Мы проползли под проволокой и вылезли из канавы за углом сарая. Теперь нам предстояло пробежать вдоль его стены, чтобы добраться до второго сарая, с теплыми вещами.
В первом сарае, где немцы хранили трофейное оружие, мы бывали много раз, и проникнуть туда не стоило большого труда: двустворчатые ворота этого сарая не достигали земли, и человек мог свободно пролезть под ними. Но когда мы пасли корову, я запомнил, что во втором сарае ворота были крепкими и тяжелыми и плотно закрывали весь вход.
Я с беспокойством взглянул на Валю.
— Скорей! — шепнула она и, сгибаясь, побежала вдоль стены.
Через полминуты мы очутились в узком проходе между двумя сараями и прислушались, Я ничего не услышал, кроме стука своего сердца: казалось, что уши мне заложило ватой.
Валя молча указала мне на каменную стену с небольшим застекленным окном под крышей и знаками дала понять, чтобы я ее подсадил.
Но тут «вата» из моих ушей исчезла, я опять услышал гармонику и совсем рядом, за углом, шаги немецкого часового.

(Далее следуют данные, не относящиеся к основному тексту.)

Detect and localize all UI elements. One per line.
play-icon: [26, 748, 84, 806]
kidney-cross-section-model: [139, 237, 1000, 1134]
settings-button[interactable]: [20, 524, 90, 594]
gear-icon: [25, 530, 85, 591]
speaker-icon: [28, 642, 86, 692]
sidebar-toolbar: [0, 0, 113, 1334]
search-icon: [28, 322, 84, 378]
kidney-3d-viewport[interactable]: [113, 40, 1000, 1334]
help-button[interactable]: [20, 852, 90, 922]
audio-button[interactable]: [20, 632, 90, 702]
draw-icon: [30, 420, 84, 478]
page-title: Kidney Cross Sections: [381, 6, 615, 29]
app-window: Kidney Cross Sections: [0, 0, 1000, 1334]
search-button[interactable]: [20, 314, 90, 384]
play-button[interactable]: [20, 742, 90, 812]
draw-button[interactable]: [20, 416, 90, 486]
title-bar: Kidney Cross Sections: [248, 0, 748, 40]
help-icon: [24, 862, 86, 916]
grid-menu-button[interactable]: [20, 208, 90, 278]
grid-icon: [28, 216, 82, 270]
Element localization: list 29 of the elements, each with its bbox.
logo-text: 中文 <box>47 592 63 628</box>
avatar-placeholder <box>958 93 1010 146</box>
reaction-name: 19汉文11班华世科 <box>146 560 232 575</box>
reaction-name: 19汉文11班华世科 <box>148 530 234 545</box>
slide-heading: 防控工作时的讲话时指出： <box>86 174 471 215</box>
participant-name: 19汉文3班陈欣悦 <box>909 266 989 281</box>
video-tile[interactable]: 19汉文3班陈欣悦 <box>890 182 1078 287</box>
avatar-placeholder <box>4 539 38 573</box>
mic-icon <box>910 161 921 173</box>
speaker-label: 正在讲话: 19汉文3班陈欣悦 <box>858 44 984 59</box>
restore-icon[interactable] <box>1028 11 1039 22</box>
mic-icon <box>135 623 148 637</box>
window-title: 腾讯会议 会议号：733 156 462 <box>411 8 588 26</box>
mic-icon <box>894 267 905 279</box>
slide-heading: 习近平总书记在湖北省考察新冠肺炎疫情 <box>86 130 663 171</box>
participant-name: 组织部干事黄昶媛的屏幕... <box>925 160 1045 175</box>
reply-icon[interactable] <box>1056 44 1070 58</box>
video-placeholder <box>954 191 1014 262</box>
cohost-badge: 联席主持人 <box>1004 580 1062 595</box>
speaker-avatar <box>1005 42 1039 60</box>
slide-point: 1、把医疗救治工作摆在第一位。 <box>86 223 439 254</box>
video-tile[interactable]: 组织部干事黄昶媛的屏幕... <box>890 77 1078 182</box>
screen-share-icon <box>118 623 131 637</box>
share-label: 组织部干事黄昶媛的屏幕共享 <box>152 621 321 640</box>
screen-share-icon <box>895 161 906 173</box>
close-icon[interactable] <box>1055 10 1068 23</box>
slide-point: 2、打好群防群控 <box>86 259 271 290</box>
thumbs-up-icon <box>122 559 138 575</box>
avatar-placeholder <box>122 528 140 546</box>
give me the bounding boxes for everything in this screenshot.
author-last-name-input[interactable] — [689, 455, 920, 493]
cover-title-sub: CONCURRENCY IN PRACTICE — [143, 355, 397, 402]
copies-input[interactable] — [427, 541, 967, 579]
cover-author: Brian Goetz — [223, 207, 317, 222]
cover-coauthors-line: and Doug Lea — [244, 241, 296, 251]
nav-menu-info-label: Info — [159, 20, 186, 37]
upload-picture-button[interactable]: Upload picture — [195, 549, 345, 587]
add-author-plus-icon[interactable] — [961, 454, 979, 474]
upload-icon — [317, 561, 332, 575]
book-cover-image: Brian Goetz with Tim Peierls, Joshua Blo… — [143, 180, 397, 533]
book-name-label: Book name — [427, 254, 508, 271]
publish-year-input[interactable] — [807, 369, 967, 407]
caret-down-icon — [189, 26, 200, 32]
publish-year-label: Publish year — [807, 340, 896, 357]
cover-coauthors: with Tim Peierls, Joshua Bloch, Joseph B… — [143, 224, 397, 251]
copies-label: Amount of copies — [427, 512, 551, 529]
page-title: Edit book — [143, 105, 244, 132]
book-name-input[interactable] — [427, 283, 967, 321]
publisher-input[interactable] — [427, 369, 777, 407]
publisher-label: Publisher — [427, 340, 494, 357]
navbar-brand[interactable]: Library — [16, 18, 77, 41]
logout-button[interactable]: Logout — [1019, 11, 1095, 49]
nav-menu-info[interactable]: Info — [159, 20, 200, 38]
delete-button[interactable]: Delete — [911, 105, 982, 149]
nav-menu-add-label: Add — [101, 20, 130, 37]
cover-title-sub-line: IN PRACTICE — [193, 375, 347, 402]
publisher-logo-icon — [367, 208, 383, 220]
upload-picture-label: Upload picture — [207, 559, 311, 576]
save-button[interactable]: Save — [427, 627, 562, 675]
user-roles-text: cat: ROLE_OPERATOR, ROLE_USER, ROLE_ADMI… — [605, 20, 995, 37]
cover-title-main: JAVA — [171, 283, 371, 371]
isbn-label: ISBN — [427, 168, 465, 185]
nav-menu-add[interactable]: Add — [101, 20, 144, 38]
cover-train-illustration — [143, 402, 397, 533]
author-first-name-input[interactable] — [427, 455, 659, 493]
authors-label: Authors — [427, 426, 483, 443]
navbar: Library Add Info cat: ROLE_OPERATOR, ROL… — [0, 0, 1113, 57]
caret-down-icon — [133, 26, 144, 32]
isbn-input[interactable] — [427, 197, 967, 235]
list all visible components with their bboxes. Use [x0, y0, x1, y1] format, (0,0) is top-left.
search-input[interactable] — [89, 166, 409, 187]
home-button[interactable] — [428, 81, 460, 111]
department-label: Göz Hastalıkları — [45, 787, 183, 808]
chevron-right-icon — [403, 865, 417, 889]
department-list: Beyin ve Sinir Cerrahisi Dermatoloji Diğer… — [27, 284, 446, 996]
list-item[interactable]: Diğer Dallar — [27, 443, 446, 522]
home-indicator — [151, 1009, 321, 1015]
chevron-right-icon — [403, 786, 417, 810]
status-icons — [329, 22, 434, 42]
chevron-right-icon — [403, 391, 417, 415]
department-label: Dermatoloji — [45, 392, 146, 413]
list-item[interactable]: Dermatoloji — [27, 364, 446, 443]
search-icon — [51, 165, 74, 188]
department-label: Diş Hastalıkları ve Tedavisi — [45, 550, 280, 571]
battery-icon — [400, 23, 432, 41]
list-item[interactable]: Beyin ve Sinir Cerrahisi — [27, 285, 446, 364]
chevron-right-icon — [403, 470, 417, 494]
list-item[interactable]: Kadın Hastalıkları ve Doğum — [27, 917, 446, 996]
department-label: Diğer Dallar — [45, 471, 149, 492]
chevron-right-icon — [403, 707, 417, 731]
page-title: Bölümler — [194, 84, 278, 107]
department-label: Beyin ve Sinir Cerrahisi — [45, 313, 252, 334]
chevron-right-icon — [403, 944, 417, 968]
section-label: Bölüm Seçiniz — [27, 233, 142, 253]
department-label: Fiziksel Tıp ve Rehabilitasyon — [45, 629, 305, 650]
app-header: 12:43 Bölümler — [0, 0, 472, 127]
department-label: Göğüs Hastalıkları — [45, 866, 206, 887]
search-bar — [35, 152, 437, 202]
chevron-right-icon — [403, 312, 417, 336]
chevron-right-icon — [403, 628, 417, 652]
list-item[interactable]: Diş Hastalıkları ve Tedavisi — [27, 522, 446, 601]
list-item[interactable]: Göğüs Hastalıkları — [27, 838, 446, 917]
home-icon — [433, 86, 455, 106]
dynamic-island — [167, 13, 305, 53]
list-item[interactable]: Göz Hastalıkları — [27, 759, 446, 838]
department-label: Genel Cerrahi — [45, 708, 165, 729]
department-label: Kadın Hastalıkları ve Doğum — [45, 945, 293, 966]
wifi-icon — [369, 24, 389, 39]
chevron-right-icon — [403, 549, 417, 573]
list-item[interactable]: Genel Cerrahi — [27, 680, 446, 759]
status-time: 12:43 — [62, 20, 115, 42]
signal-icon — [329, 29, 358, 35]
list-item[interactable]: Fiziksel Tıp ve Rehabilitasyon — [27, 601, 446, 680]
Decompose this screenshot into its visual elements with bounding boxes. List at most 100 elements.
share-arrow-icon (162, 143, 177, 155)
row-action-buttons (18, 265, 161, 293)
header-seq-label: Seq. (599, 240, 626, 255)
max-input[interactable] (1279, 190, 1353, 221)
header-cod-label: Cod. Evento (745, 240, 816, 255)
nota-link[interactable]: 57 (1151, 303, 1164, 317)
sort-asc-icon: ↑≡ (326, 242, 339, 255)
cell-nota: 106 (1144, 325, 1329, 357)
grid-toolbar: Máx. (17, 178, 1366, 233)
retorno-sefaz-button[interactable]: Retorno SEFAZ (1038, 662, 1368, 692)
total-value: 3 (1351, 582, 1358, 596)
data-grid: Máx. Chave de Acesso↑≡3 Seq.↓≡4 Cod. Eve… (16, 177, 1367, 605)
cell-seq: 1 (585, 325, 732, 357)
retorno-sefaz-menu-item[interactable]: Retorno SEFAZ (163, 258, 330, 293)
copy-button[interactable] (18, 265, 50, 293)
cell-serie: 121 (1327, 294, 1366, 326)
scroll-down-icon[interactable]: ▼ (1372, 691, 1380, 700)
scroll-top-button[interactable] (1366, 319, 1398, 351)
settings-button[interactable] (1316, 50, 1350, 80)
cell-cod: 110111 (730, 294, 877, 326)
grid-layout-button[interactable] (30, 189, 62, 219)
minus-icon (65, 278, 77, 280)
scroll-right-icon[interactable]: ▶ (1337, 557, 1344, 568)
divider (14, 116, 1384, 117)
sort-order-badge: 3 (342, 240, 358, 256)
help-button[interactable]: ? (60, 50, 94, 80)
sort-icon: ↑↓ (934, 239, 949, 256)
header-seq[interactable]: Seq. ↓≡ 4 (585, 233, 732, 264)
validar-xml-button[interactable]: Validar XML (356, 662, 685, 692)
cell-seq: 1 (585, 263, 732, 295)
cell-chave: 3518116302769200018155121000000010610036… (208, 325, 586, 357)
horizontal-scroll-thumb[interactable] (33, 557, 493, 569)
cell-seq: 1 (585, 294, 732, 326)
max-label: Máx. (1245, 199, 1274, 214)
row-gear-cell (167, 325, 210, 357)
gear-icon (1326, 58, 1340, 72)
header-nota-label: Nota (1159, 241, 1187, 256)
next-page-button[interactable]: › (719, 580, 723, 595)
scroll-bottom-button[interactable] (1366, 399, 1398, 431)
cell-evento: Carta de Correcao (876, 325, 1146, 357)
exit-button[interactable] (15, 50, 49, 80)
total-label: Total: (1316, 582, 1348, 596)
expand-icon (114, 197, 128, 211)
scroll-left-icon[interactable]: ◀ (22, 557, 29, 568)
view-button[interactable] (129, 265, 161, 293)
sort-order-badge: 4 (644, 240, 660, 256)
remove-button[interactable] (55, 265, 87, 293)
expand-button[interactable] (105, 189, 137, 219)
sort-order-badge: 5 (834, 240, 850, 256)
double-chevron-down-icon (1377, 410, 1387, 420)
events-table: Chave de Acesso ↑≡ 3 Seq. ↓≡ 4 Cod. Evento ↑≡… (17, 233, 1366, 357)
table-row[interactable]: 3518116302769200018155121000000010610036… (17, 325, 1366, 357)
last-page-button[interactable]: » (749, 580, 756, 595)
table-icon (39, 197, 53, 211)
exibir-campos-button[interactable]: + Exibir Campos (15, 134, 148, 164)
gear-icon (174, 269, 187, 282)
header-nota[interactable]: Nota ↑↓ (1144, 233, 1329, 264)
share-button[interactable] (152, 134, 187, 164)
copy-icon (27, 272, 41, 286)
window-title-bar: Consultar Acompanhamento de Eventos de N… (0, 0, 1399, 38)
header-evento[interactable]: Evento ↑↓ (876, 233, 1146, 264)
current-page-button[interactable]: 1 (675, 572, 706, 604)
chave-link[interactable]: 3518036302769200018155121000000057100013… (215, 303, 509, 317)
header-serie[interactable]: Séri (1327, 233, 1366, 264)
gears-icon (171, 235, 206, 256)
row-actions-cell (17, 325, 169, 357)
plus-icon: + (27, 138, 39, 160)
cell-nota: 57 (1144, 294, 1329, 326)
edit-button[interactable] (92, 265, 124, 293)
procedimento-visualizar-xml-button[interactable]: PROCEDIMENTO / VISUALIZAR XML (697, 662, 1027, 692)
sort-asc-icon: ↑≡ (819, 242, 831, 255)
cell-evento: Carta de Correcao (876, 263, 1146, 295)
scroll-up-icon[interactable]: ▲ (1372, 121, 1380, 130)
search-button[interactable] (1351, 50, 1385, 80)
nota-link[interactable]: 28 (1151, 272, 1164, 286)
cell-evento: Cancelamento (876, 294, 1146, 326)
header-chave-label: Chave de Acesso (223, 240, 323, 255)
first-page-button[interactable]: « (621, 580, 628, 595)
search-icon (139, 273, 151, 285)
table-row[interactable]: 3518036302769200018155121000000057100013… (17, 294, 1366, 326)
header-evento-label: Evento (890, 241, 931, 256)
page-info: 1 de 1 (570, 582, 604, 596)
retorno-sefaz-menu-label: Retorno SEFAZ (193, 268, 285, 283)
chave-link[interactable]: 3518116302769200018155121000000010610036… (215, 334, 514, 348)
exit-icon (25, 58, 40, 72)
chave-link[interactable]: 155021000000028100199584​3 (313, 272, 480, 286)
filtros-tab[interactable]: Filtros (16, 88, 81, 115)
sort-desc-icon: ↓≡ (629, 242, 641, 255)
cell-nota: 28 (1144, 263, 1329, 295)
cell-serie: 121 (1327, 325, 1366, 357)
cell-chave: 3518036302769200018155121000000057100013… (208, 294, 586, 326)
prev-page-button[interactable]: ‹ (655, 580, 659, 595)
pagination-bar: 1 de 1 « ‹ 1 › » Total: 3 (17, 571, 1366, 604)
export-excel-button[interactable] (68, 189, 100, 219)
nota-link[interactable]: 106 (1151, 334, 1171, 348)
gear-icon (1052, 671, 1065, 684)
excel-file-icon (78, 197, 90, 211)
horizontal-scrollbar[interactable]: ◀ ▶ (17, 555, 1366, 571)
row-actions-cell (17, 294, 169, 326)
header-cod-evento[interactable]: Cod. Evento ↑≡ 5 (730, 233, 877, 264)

Все остальное произошло в течение десяти-пятнадцати секунд. Я хотел выхватить из кармана взведенный пистолет, но, осененный мыслью, что звук выстрела может все погубить, подхватил с земли булыжник и прижался к стене сарая у водосточной трубы.
Фашистский часовой завернул за угол и прошел мимо меня, читая на ходу книжку и постукивая ногой о ногу. И почти сейчас же он увидел Валю и попятился. Он был испуган не меньше нашего и поэтому не крикнул, а как-то хрипло выдохнул:
— Хальт… Хенде хох…
Книжка полетела из его рук на землю, но, прежде чем он вскинул автомат, я ударил его булыжником по затылку.
Оглушенный гитлеровец покачнулся, приседая и размахивая рукой, и мешком свалился на землю. Было тихо. За сараем по-прежнему звучала гармоника.
Трясущимися руками я подсадил Валю. Она стала мне на плечи, торопливо вынула из кармана бутылочку с клеем, намазала стекло и приложила к нему бумажный лист. Затем она резким движением бесшумно выдавила стекло, и оно вместе с бумагой, чуть слышно звякнув, свалилось внутрь сарая.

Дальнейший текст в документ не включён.